Intermediate Capital Group’s North American PE team has closed its first investment, acquiring Gil-Bar Industries, a large custom HVAC solution provider serving builders in the northeast.
Gil-bar generated $175 million in revenue last year working alongside construction managers and architects on building projects, sources told PE Hub. The deal, which closed in April, included debt alongside almost $100 million in equity deployed from ICG’s balance sheet, they said. ICG’s typical check size is between $50 million to $150 million.
“We had the opportunity to meet the management last summer at a conference before they engaged the sell side banker,” said managing director Uzair Dossani, who joined the firm last February from Harvest Partners.
The HVAC design engineering company hired Baird to run a limited auction process, which kicked off in fall of last year. With diligence taking place during the heart of covid-19, the senior team at ICG met with Gil-Bar at outdoor cafes and restaurants.
“We had already built a close relationship with the team [pre-process],” Dossani said. Soon after, a letter of intent was signed in mid-December and a deal was inked late March.
“We were perceived to be differentiated… they selected us to be partners despite [ICG] not being of highest value,” Dossani said, referring to the bid. The mid-market focused firm bought a majority share in the business, which was a little over 50 percent.
Founded in 1986, Gil-Bar takes on projects in the New York, New Jersey and Pennsylvania areas. The company generates revenue by designing, installing and servicing custom HVAC solutions for buildings. In addition, it sells marked up HVAC system components and equipment sourced from long-known manufacturers.
Not only is Gil-bar ICG’s debut deal, it is the first time a PE firm has backed a business in this subsector, according to Dossani.
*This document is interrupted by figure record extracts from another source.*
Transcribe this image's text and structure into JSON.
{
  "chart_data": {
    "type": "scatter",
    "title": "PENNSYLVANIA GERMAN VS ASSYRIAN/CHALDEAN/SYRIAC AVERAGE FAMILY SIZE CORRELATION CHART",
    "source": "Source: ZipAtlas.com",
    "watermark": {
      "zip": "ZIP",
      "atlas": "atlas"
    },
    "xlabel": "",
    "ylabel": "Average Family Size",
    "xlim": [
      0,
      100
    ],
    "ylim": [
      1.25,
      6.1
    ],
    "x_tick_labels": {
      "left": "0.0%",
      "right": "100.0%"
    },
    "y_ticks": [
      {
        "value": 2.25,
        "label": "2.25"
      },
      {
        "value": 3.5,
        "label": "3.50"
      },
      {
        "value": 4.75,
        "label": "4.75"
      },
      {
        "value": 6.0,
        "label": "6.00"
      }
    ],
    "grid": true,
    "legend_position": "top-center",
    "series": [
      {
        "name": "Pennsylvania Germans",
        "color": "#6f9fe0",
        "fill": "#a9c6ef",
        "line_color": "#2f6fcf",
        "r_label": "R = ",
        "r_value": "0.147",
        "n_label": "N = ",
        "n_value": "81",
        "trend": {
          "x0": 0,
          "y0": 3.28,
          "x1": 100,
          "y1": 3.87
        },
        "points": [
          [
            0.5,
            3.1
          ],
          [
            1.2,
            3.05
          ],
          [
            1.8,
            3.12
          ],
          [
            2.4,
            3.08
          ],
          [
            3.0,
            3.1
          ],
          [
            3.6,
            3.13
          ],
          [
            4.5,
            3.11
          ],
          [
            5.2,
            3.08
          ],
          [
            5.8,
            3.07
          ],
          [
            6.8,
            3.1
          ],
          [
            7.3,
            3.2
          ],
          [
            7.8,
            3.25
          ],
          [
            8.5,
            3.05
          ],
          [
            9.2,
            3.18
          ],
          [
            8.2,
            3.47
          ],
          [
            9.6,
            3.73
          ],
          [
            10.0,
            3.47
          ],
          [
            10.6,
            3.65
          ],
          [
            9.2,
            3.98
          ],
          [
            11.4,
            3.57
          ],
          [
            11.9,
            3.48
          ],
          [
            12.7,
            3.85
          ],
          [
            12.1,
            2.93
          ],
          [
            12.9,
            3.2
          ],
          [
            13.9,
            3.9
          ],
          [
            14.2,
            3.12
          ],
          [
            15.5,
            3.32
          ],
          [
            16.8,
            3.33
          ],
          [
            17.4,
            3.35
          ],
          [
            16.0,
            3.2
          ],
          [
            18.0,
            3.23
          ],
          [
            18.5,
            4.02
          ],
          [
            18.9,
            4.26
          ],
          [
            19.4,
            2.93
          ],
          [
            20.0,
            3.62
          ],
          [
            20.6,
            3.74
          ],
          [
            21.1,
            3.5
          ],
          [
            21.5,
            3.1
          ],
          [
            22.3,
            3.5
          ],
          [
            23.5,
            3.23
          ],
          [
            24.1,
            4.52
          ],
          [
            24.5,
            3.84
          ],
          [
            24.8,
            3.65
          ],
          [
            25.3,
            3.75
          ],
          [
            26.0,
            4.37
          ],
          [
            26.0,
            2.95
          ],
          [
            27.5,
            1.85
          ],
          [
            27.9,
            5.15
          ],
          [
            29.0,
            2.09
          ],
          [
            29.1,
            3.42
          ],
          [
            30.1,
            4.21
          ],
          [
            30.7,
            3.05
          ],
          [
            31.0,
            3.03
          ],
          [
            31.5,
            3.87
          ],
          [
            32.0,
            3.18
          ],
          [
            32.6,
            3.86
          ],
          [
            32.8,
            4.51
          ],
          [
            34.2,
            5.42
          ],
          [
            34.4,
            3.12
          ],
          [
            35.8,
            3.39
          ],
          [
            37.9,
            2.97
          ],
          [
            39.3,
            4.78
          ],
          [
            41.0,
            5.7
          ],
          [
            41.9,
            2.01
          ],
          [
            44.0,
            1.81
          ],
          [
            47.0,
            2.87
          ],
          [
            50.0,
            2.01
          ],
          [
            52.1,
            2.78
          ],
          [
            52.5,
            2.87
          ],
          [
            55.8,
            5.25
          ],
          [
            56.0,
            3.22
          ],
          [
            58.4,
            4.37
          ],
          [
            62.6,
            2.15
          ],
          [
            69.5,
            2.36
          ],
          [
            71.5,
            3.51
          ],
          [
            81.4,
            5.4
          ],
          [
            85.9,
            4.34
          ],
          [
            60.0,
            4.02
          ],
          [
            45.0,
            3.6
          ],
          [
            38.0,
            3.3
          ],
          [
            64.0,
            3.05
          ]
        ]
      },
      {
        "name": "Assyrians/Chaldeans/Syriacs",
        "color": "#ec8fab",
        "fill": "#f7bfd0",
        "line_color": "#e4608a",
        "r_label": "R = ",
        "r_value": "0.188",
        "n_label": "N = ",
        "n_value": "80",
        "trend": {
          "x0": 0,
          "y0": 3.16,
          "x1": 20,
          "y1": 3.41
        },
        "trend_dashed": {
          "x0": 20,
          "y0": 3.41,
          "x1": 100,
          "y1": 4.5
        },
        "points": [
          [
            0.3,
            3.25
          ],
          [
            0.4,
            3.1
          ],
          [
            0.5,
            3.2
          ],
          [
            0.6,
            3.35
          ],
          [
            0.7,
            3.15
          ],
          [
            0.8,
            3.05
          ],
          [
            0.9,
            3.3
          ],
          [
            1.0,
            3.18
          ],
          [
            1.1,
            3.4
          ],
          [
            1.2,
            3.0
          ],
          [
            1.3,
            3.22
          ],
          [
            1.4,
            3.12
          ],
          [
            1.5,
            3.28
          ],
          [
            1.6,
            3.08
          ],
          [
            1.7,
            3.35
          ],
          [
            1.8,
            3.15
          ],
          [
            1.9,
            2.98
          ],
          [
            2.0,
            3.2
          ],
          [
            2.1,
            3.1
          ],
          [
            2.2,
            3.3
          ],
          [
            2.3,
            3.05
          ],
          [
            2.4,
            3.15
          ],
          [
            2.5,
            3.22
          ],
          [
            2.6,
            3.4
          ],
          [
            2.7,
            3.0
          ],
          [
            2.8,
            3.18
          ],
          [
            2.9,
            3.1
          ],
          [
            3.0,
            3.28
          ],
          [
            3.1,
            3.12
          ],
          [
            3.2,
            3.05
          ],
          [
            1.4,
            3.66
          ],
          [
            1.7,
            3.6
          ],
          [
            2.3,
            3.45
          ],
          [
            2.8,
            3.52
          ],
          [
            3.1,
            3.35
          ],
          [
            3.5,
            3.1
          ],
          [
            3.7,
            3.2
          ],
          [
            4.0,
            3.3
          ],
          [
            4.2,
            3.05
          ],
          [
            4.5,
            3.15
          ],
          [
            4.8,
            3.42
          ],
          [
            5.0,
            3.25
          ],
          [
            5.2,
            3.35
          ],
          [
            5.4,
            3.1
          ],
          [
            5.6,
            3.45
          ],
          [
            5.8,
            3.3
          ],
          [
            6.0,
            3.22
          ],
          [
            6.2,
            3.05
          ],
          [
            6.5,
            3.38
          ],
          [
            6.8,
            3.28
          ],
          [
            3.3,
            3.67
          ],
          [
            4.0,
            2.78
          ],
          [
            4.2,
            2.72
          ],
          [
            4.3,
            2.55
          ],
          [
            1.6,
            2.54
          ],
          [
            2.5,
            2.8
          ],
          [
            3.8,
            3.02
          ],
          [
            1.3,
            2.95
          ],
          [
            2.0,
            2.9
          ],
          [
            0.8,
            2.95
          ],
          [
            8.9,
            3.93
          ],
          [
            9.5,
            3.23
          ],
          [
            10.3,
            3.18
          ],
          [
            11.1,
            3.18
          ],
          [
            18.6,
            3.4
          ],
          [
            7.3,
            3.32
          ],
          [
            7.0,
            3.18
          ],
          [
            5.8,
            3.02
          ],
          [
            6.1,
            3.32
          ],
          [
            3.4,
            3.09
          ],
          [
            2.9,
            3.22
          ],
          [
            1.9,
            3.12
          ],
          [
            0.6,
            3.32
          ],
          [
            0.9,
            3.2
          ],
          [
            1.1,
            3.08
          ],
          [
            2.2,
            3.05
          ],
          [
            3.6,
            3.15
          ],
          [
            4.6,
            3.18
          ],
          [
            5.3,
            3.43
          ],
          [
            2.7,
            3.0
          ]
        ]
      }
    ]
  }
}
Unlike other PE-backed HVAC platforms, Gil-Bar isn’t a pure-play service business; it is focused on design engineering and sourcing – a business model more technical and complex, Dossani said.
As an example, Morgan Stanley Capital Partners recently backed Sila Heating & Air Conditioning – a collection of seven HVAC service providers focused on residential services. In 2019, Alpine Investors launched Apex Service Partners, a group of local HVAC, plumbing, electrical services companies.
That said, much like these PE firms, ICG will embark on a consolidation strategy. “We are looking to expand within the northeast,” Dossani said.
Gil-Bar marked its first acquisition with GBS limited last year, expanding its footprint into the North and Central New Jersey regions.
Along with M&A, ICG sees an opportunity to capitalize on market trends around healthcare and life sciences, which have “pretty technical [HVAC] requirements,” said Evan Eason, also a managing director at the firm, appointed at the same time as Dossani and Kevin Gregory.
In the past, Gil-Bar was involved with projects where it converted a building of another use into a life sciences lab. Hospitals can utilize Gil-Bar’s expertise in upgrading their systems for reasons around patient care, Eason said.
Moreover, amid covid last year, Gil-Bar performed well in the healthcare and educational institution space, Dossani said, although the turnover for office space was slow.
Delineating other goals, Eason said, ICG will help the company sell other HVAC components and improve its ERP and IT systems. In addition, Gil-Bar is positioning itself to capture the next wave of growth stemming from New York’s focus on energy efficient buildings.
“Building owners would need to [upgrade buildings] to make buildings more efficient; manufacturers are working on innovations to improve efficiency and Gil-Bar would work with the engineers,” Eason said.
Looking ahead, the UK-listed PE firm plans to continue looking at family and founder-controlled businesses. “Most of us what we do will look like middle-market business with possible build up opportunities,” said senior managing director Alan (AJ) Jones, who was asked to join the firm at the very end of 2019. “Because we are focusing on partnering [and not buyouts] it takes a little bit of time facilitating those relationships.”
Correction: An earlier version of this report misspelled Kevin Gregory’s name. Also, a quote from Evan Eason was adjusted for clarity. The report has been updated.